The Real Hacienda denounced the acts to the Viceroy as a direct attack upon King Philip II, and the conspirators were arrested. Amongst those arrested were Cortés's three sons. Several members of the conspiracy were executed. A few days later, the Viceroy Gastón de Peralta intervened directly and released Cortés's three sons.

On 16 July 1566, guards came to arrest Martín Cortés and bring him to the royal houses. He learned that his brothers, the Ávila brothers, and eighteen other friends had been taken prisoner too. They were being charged with plotting to anoint the Marquis of the Valley of Oaxaca as the king of New Spain. He was brought before the judge on the day of his arrest, three days after having been questioned, he sent the judge a petition asking him to either charge him with something or let him go, but nothing happened. Six days later, he tried again, and once again, nothing happened. Finally, thirteen days later, he was charged with having known for ten or eleven months that his brother and other people in his close circle were charged with planning a rebellion and uprising against His Majesty. Alfonso de Ávila and his brother were both publicly beheaded, and in September 1566, the first Cortés brother, Luis, was sentenced to death by beheading.

However, before this could happen, a new viceroy, the Marqués de Falces, arrived in Vera Cruz on 15 November 1567. He allowed both of Martín's brothers to leave New Spain and for Luis to go serve time in a colony near Algeria while Martín was allowed to plead his case before the king. However, Martín, Malinche's son, stayed in Mexico.

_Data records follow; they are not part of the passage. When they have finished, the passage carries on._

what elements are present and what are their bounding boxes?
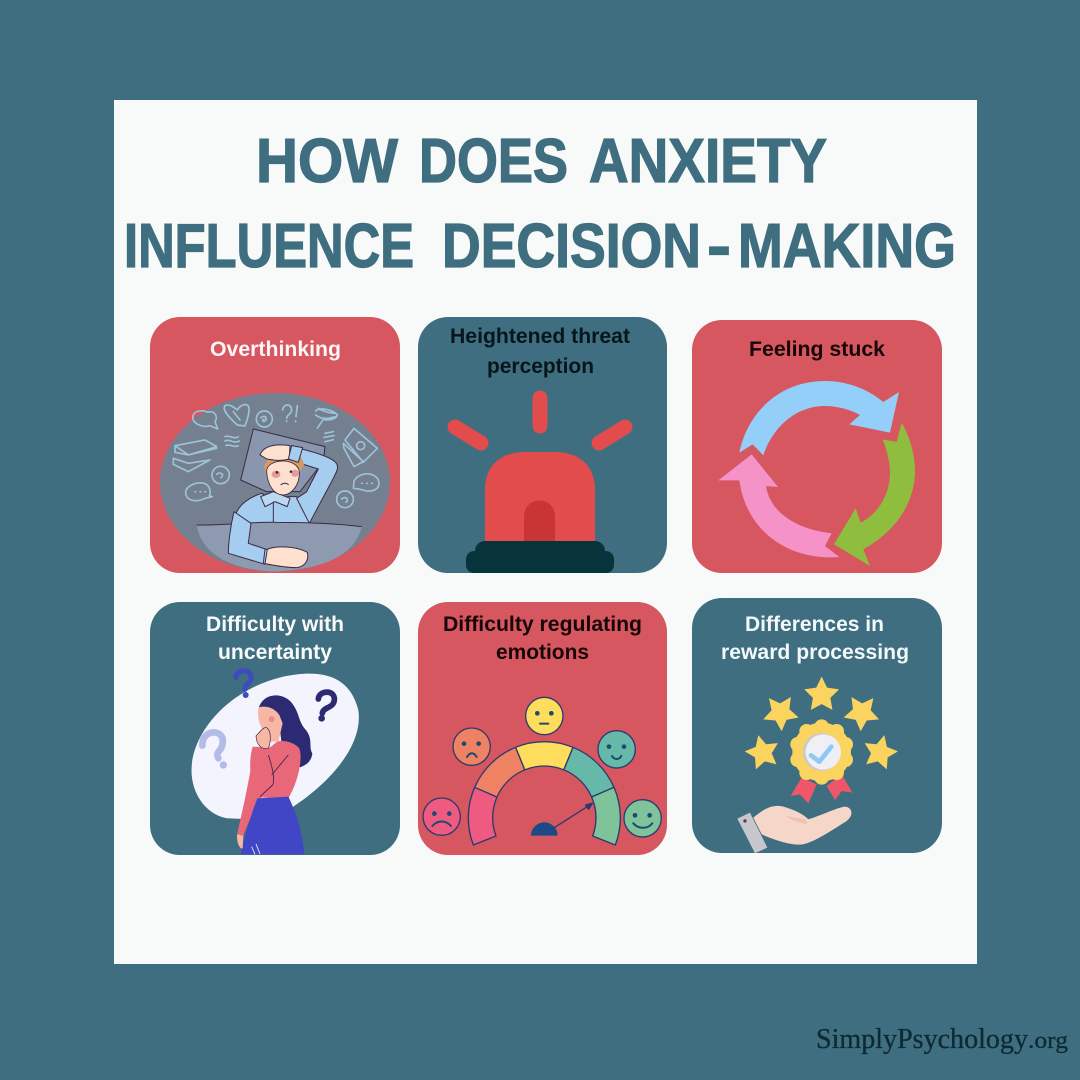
illustration: man lying awake — [160, 393, 390, 572]
title — [124, 127, 956, 281]
icon: red siren — [455, 398, 625, 573]
illustration: thinking woman — [192, 671, 359, 854]
chart: emotion gauge — [423, 697, 661, 845]
title: INFLUENCE — [124, 212, 414, 281]
panel: white content panel — [114, 100, 977, 964]
title: - — [707, 212, 731, 281]
panel: differences in reward processing — [692, 598, 942, 853]
panel: overthinking — [150, 317, 400, 573]
panel: differences in reward processing: Differences in — [745, 613, 884, 636]
panel: difficulty regulating emotions — [418, 602, 667, 855]
icon: medal, stars and open hand — [737, 677, 901, 853]
icon: cycle arrows — [718, 381, 915, 566]
panel: feeling stuck: Feeling stuck — [749, 338, 885, 361]
panel: differences in reward processing: reward processing — [721, 641, 909, 664]
panel: difficulty regulating emotions: Difficulty regulating — [443, 613, 642, 636]
panel: heightened threat perception — [418, 317, 667, 573]
panel: heightened threat perception: Heightened threat — [450, 325, 630, 348]
title: MAKING — [738, 212, 956, 281]
panel: difficulty with uncertainty: Difficulty with — [206, 613, 344, 636]
panel: difficulty with uncertainty — [150, 602, 400, 855]
panel: feeling stuck — [692, 320, 942, 573]
footer: source credit: .org — [1028, 1028, 1068, 1054]
title: DECISION — [442, 212, 701, 281]
title: ANXIETY — [589, 127, 827, 196]
panel: overthinking: Overthinking — [210, 338, 341, 361]
title: HOW — [256, 127, 398, 196]
panel: difficulty regulating emotions: emotions — [496, 641, 589, 664]
footer: source credit: SimplyPsychology — [816, 1023, 1028, 1055]
panel: difficulty with uncertainty: uncertainty — [218, 641, 332, 664]
panel: heightened threat perception: perception — [487, 355, 594, 378]
title: DOES — [419, 127, 568, 196]
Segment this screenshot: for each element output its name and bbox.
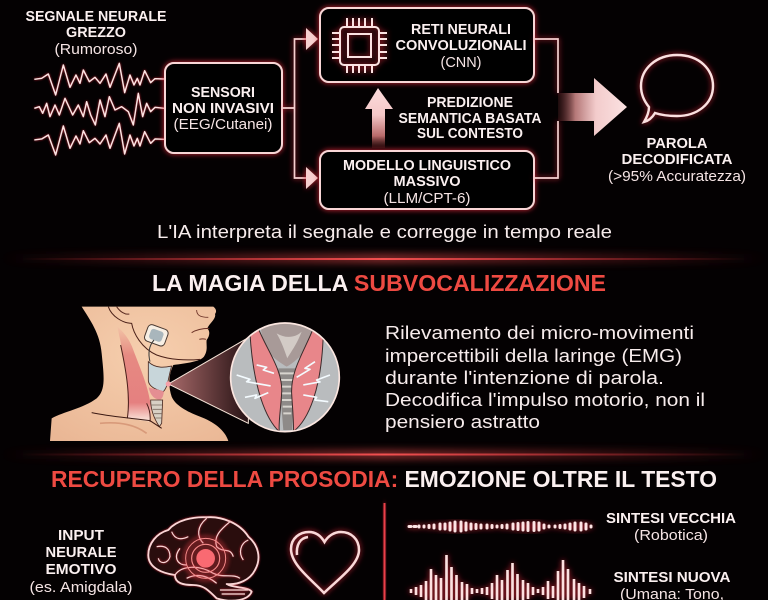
label: raw neural signal [26,8,166,58]
label: decoded word: (>95% Accuratezza) [608,168,746,185]
box: CNN [320,8,534,82]
label: emotional neural input: EMOTIVO [46,561,117,578]
label: raw neural signal: GREZZO [66,24,126,41]
illustration: neck with sensor and magnified larynx [50,307,340,441]
arrow: up from LLM to CNN [365,88,393,148]
label: new synthesis [614,569,731,600]
text block: EMG explanation: impercettibili della laringe (EMG) [385,345,682,366]
caption: AI interprets: L'IA interpreta il segnale e corregge in tempo reale [157,221,612,242]
label: decoded word [608,135,746,185]
label: old synthesis [606,510,736,544]
sternocleidomastoid muscle [117,327,151,422]
text block: EMG explanation [385,322,705,432]
text block: EMG explanation: Decodifica l'impulso motorio, non il [385,389,705,410]
waveform: new human synthesis [411,555,590,600]
box: CNN: RETI NEURALI [411,21,511,38]
label: emotional neural input: NEURALE [46,544,116,561]
label: new synthesis: SINTESI NUOVA [614,569,731,586]
line: brain to heart [215,559,291,561]
heading: prosody recovery: RECUPERO DELLA PROSODIA: EMOZIONE OLTRE IL TESTO [51,466,717,492]
box: massive language model: (LLM/CPT-6) [384,190,470,207]
label: decoded word: PAROLA [646,135,708,152]
magnifier cone [168,337,250,423]
label: decoded word: DECODIFICATA [622,151,733,168]
icon: brain with amygdala highlight [148,517,258,600]
box: massive language model: MASSIVO [394,173,461,190]
box: non-invasive sensors: SENSORI [191,84,255,101]
box: massive language model: MODELLO LINGUISTICO [343,157,511,174]
text block: EMG explanation: durante l'intenzione di parola. [385,367,664,388]
icon: EMG sensor [143,324,169,362]
sparks [237,362,330,402]
label: emotional neural input: (es. Amigdala) [30,579,132,596]
label: semantic prediction [398,94,542,142]
label: raw neural signal: (Rumoroso) [54,41,138,58]
text block: EMG explanation: pensiero astratto [385,411,540,432]
icon: speech bubble [641,55,713,122]
text block: EMG explanation: Rilevamento dei micro-movimenti [385,322,694,343]
heading: subvocalization: LA MAGIA DELLA SUBVOCALIZZAZIONE [152,270,606,296]
inset circle [230,322,340,435]
label: semantic prediction: SUL CONTESTO [417,125,523,142]
box: CNN: CONVOLUZIONALI [396,37,526,54]
box: non-invasive sensors: NON INVASIVI [172,100,274,117]
label: old synthesis: (Robotica) [634,527,708,544]
box: non-invasive sensors [165,63,282,153]
label: emotional neural input: INPUT [58,527,105,544]
label: emotional neural input [30,527,132,596]
label: raw neural signal: SEGNALE NEURALE [26,8,166,25]
icon: noisy signal waves [34,63,164,155]
box: massive language model [320,151,534,209]
icon: heart [291,532,359,593]
box: non-invasive sensors: (EEG/Cutanei) [174,116,272,133]
label: semantic prediction: PREDIZIONE [427,94,513,111]
arrow: merge to decoded word [534,39,627,178]
box: CNN: (CNN) [440,54,482,71]
arrow: sensors to CNN and LLM [282,28,318,189]
neck and head [50,307,228,441]
larynx [148,362,172,392]
icon: chip [332,18,387,73]
label: old synthesis: SINTESI VECCHIA [606,510,736,527]
vertical divider [384,503,386,600]
waveform: old robotic synthesis [409,522,591,531]
label: semantic prediction: SEMANTICA BASATA [398,110,542,127]
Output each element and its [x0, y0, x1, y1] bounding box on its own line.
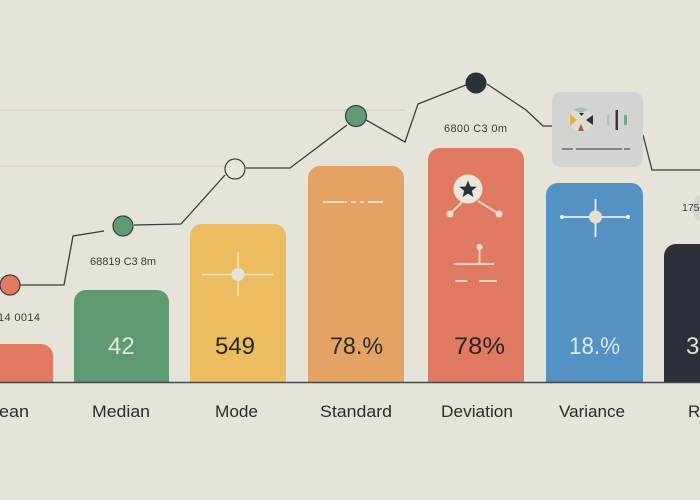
trend line: [18, 84, 700, 285]
marker: mean: [0, 275, 20, 295]
bar: median: [74, 290, 169, 382]
icon: pin and dashes: [454, 244, 497, 281]
value: mode: 549: [215, 333, 255, 360]
bar: deviation: [428, 148, 524, 382]
bar: mean: [0, 344, 53, 382]
icon: mode crosshair: [202, 252, 273, 296]
grey disc behind right label: [692, 193, 700, 223]
label: mode: Mode: [215, 402, 258, 421]
marker: median: [113, 216, 133, 236]
icon: star node: [446, 174, 502, 218]
value: median: 42: [108, 333, 135, 360]
bar: mode: [190, 224, 286, 382]
value: deviation: 78%: [454, 333, 505, 360]
annotation: median: 68819 C3 8m: [90, 256, 156, 268]
gridlines: [0, 110, 405, 166]
callout card: chart glyphs: [552, 92, 643, 167]
label: standard: Standard: [320, 402, 392, 421]
bar: standard: [308, 166, 404, 382]
annotation: deviation: 6800 C3 0m: [444, 123, 507, 135]
icon: mini bars: [607, 110, 627, 130]
value: range: 3: [686, 333, 699, 360]
icon: wheel: [570, 107, 593, 132]
marker: standard: [346, 106, 366, 126]
icon: variance crosshair: [560, 199, 630, 237]
bar: range: [664, 244, 700, 382]
icon: standard dashes: [323, 201, 383, 203]
value: variance: 18.%: [569, 333, 620, 360]
label: variance: Variance: [559, 402, 625, 421]
bar: variance: [546, 183, 643, 382]
marker: deviation: [466, 72, 486, 94]
card dashes: [562, 148, 630, 150]
value: standard: 78.%: [330, 333, 383, 360]
label: deviation: Deviation: [441, 402, 513, 421]
baseline: [0, 382, 700, 384]
label: median: Median: [92, 402, 150, 421]
marker: mode: [225, 159, 245, 179]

On 7 January 1568, Martín was subjected to torture and was sentenced to indefinite exile in Spain. His torturer was reproached by King Philip II personally, sent back to Spain, and found dead in his room one day after having met with the king. After being exiled from his father's land and his birthplace, he served under Don Juan de Austria, an illegitimate son of Charles V. In 1574, the king exonerated all sons of Hernán Cortés, and offered condolences to their wrongful mistreatments.

Martín never returned to Mexico. In 1569, he engaged in the suppression of Second Alpujarras Rebellion in the ranks of Juan de Austria, where he was killed in action later into the year. He left two children with Doña Bernaldina de Porras: a daughter, Ana Cortés, and a son, Fernando Cortés. Details and dates of Martín's family life do not exist.